The crowded lists reflects the fact that most of the major studios are now all-in when it comes to animation, with Disney represented by Pixar's Finding Dory and Disney Animation's Zootopia and Moana; Universal/Illumination's The Secret Life of Pets and Sing; Dreamworks Animation/Fox's Kung Fu Panda 3 and Trolls and Fox/Blue Sky's Ice Age: Collision Course; Sony's The Angry Birds Movie as well as the R-rated Sausage Party; and Warner Bros.' Storks. ...

There was a time when animated features were few and far between. Disney rolled out a picture every few years. There was the occasional theatrical adaptation of a TV cartoon. And you had the infrequent independent feature.

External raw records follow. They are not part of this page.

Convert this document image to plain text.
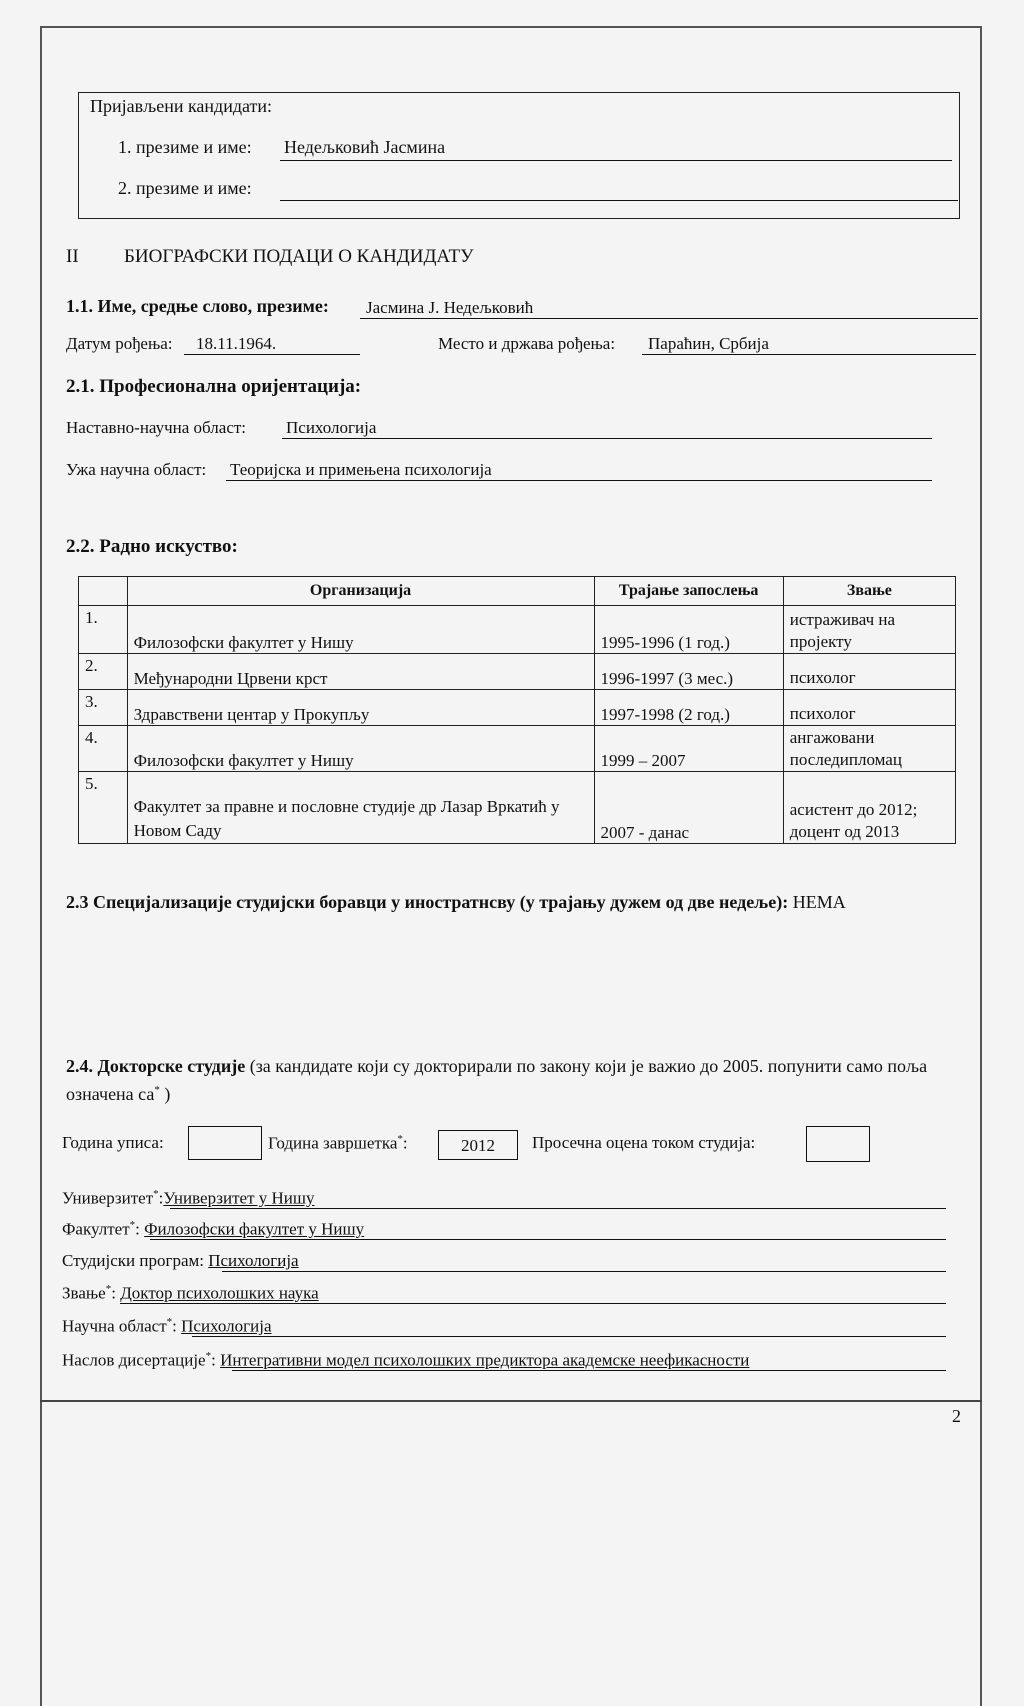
Пријављени кандидати:
1. презиме и име: Недељковић Јасмина
2. презиме и име:
II БИОГРАФСКИ ПОДАЦИ О КАНДИДАТУ
1.1. Име, средње слово, презиме: Јасмина Ј. Недељковић
Датум рођења: 18.11.1964.	Место и држава рођења: Параћин, Србија
2.1. Професионална оријентација:
Наставно-научна област: Психологија
Ужа научна област: Теоријска и примењена психологија
2.2. Радно искуство:
	Организација	Трајање запослења	Звање
1.	Филозофски факултет у Нишу	1995-1996 (1 год.)	истраживач на пројекту
2.	Међународни Црвени крст	1996-1997 (3 мес.)	психолог
3.	Здравствени центар у Прокупљу	1997-1998 (2 год.)	психолог
4.	Филозофски факултет у Нишу	1999 – 2007	ангажовани последипломац
5.	Факултет за правне и пословне студије др Лазар Вркатић у Новом Саду	2007 - данас	асистент до 2012; доцент од 2013
2.3 Специјализације студијски боравци у иностратнсву (у трајању дужем од две недеље): НЕМА
2.4. Докторске студије (за кандидате који су докторирали по закону који је важио до 2005. попунити само поља означена са* )
Година уписа:	Година завршетка*:	2012	Просечна оцена током студија:
Универзитет*:Универзитет у Нишу
Факултет*: Филозофски факултет у Нишу
Студијски програм: Психологија
Звање*: Доктор психолошких наука
Научна област*: Психологија
Наслов дисертације*: Интегративни модел психолошких предиктора академске неефикасности
2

But nobody got excited about long-form cartoons. Large studios pretty much ignored them. The smart money believed that Walt Disney Productions could make some money with the occasional offering; for every other studio on the planet animated features were minimal-profit endeavors.

Then The Little Mermaid, Beauty and the Beast, Aladdin and The Lion King happened in rapid succession, transforming animation from a small Hollywood sideshow to a business of blockbusters. Because Hollywood is a town full of sedulous apes, it wasn't long before every movie conglomerate non-named Disney was making its own version of a Disney hand-drawn feature.

Sadly, most of the specimens made weren't particularly riveting; almost all crashed and burned shortly after launch.
And a half-dozen years after the animation boom started, it was limping to a close. Even the Disney Company wasn't turning out super hits any more.

But in the middle of this downturn, a wondrous thing happened. Pixar made a Computer Graphics animated feature named Toy Story, then another named A Bug's Life, and yet another titled Monster's Inc..

Each one made Pixar and Disney (Pixar's partner) millions upon millions of dollars, and lo! Competitors were seduced into giving animated features of the CG variety yet another try.

And this time, rival studios produced long-form cartoons that enabled them to open their own mints. Shrek was a blockbuster for indy studio DreamWorks Animation. Ice Age put Fox Animation on the map. Soon other studios jumped into the cartoon bonanza, until today, in 2016, the Motion Picture Academy will onsider a list of cartoon features longer than an orangutan's arm:

“The Angry Birds Movie”
“April and the Extraordinary World”
“Bilal”
“Finding Dory”
“Ice Age: Collision Course”
“Kingsglaive Final Fantasy XV”
“Kubo and the Two Strings”
“Kung Fu Panda 3”
“The Little Prince”
“Long Way North”
“Miss Hokusai”
“Moana”
“Monkey King: Hero Is Back”
“Mune”
“Mustafa & the Magician”
“My Life as a Zucchini”
“Phantom Boy”
“The Red Turtle”
“Sausage Party”
“The Secret Life of Pets”
“Sing”
“Snowtime!”
“Storks”
“Trolls”
“25 April”
“Your Name.”
“Zootopia”

The business of animation has traveled a long way, don't you think?